Zaten birçok sanayicimiz kendi fabrikalarını çatılarına güneş enerjisi paneli kurarak bu sorunu çözme yoluna gidiyorlar. Yapılan bir hesaplamaya göre; 7000 metrekareye 1 mV solar enerji uygulamasının maliyeti 500 bin dolar civarında. Yeni düzenlemeyle gelen kolaylıklara ek olarak sanayici ve yenilenebilir enerji yatırımcıları arasında yatırım ve finansmana yönelik yeni sözleşme modellerinin de mevzuata dahil edilmesi halinde yatırımlar daha da hızlanacaktır.

KARBON VERGİSİNE ÖNLEM

Sizin üyeleriniz yenilenebilir enerji yatırımı yapıyor mu peki?
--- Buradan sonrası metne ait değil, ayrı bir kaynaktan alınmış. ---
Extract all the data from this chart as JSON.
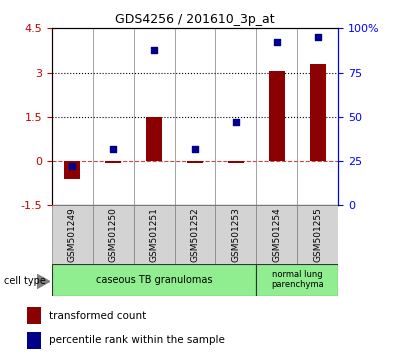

Şu anda üyelerimizin yarısı güneş ve rüzgar yatırımı için düğmeye basmış durumda. Önemli bir kısmı da konuyu araştırma aşamasında. Zaten yenilenebilir enerji yatırımları artık dünya için olmazsa olmaz hale geldi. Sınırda yüzde 25 karbon vergisi ile karşılaşmak istemiyorsak küresel standartlara şimdiden uymalıyız.

SU SORUNU KAPIMIZA GELDİ

TÜGİAD olarak sık sık su konusuna da dikkat çekiyorsunuz. Sanayide su kullanımında farkındalık yaratmak için girişimleriniz olacak mı?

Ne yazık ki ülkemiz zannedildiğinin aksine su açısından fakir bir ülke ve buna rağmen hemen her alanda suyu hoyratça harcıyoruz. Özellikle tarımsal üretimde yanlış sulama yapılmasından dolayı kullanılan suyun oranı yüzde 75'ler seviyesinde. Su sorunu kapımızda. Hatta bazı üretici firmalarımızın su kesintileri nedeniyle üretime ara verdiği bile oldu. Bu nedenle TÜGİAD olarak, tüm dünyayla beraber önemli bir tarım ve sanayi ülkesi olan Türkiye'yi de yakından ilgilendiren; sürdürülebilir sanayi, tarım ve gıda ve küresel kıtlık konularıyla ilgili proje hazırlığı içindeyiz. Proje kapsamında TÜGİAD başta olmak üzere, ilgili sivil toplum kuruluşlarının, iş insanlarının, girişimcilerin, beslenme uzmanları ve doktorların, yazılımcıların ve Z kuşağı temsilcilerinin de dahil olacağı 'sürdürülebilir sanayi, tarım ve gıda' ve 'küresel kıtlık' konularının tartışılacağı bir zirve gerçekleştirmeyi planlıyoruz.